Six of the 14 German banks tested – Deutsche Bank, Postbank, Hypo Real Estate, mutual groups DZ and WGZ, and Landesbank Berlin – did not publish the expected detailed breakdown of sovereign debt holdings, although Postbank yesterday disclosed some information.

By 11.40am, the FTSEurofirst 300 index of top European shares was down 0.3 per cent at 1,041.58 points. The Euro STOXX 50 index, the euro zone's blue-chip index, was 0.1 per cent lower at 2,716.65 points, trading below the 50 per cent Fibonacci retracement from a high in April to a low in May at 2,737.62 points - a level which it had breached earlier in the session but failed to hold.

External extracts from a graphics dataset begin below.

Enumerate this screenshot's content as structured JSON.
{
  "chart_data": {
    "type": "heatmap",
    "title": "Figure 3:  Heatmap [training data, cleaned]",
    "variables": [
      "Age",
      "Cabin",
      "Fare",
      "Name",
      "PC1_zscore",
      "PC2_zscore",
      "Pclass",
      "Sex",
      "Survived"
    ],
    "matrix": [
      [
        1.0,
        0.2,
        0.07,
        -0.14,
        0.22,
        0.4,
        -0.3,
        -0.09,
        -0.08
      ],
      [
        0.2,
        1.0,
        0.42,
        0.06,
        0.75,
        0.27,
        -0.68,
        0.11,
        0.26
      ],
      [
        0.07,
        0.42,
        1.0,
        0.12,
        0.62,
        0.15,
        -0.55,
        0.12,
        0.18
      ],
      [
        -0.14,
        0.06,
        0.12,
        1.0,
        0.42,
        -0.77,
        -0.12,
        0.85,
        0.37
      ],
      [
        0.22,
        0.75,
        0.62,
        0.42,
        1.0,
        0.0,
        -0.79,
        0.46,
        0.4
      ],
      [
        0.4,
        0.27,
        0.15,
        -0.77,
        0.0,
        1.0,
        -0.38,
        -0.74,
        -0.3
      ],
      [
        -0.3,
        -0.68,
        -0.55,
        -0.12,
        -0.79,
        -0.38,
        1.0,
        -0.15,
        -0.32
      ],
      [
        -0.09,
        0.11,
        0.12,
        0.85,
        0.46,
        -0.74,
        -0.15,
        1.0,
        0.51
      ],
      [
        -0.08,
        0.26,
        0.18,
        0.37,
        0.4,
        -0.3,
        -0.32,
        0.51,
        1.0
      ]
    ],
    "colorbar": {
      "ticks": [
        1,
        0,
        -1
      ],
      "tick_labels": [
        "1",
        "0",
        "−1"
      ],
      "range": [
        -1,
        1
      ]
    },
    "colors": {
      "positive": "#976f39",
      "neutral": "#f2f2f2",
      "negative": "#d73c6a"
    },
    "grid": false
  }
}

GlaxoSmithKline fell 2.2 per cent after the Wall Street Journal cited a source as saying that the drugmaker made a "very casual approach" to Genzyme, asking to be notified if the US biotech group considered selling itself.

Within the sector, AstraZeneca, Novartis and Roche shed 1.3 to 1.9 percent.

Across Europe, Britain's FTSE 100, Germany's DAX and France's CAC 40 shed 0.1 to 0.3 per cent.

Among other gainers, BP climbed 2.2 per cent, ahead of its second-quarter results due tomorrow. The firm is expected to install an American troubleshooter as chief executive in the next 24 hours, replacing Tony Hayward, who has come under fire for his handling of the worst oil spill in US history.